We study risk-sensitive RL where the goal is learn a history-dependent policy that optimizes some risk measure of cumulative rewards.We consider a family of risks called the optimized certainty equivalents (OCE), which captures important risk measures such as conditional value-at-risk (CVaR), entropic risk and Markowitz's mean-variance. In this setting, we propose two meta-algorithms: one grounded in optimism and another based on policy gradients, both of which can leverage the broad suite of risk-neutral RL algorithms in an augmented Markov Decision Process (MDP). Via a reductions approach, we leverage theory for risk-neutral RL to establish novel OCE bounds in complex, rich-observation MDPs. For the optimism-based algorithm, we prove bounds that generalize prior results in CVaR RL and that provide the first risk-sensitive bounds for exogenous block MDPs. For the gradient-based algorithm, we establish both monotone improvement and global convergence guarantees under a discrete reward assumption. Finally, we empirically show that our algorithms learn the optimal history-dependent policy in a proof-of-concept MDP, where all Markovian policies provably fail.

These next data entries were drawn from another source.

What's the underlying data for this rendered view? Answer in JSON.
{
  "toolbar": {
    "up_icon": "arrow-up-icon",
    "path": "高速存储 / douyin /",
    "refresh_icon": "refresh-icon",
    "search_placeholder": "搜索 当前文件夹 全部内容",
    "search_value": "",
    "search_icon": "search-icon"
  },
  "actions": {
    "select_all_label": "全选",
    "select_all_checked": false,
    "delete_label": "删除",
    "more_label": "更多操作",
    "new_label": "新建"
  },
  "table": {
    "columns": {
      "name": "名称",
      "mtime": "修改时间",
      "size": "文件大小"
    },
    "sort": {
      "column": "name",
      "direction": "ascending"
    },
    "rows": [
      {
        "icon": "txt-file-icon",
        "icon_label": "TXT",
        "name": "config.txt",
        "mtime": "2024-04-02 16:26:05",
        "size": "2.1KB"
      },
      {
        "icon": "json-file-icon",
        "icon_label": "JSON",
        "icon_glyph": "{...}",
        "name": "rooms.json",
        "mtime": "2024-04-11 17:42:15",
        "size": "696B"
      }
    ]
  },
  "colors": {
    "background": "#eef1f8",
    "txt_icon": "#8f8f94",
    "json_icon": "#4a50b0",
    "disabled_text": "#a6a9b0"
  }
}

In high-stakes settings (e.g., healthcare, finance, systems), we often care not only about the average outcome, but also about avoiding bad outcomes, tail events, or reducing variance. Our paper proposes a framework for solving these risk-sensitive applications via reinforcement learning with the optimized certainty equivalent—a broad class of risk measures that captures important cases such as Conditional Value-at-Risk (CVaR) and mean-variance. We reduce the challenging risk-sensitive RL problem into a standard RL problem, enabling the use of many existing algorithms from the literature. By combining our reduction with risk-neutral RL methods, we derive strong theoretical guarantees even in tasks with high-dimensional state spaces, such as exogenous block MDPs. In sum, our work shows that practical, risk-sensitive objectives can be addressed using well-established RL techniques through a principled reduction framework.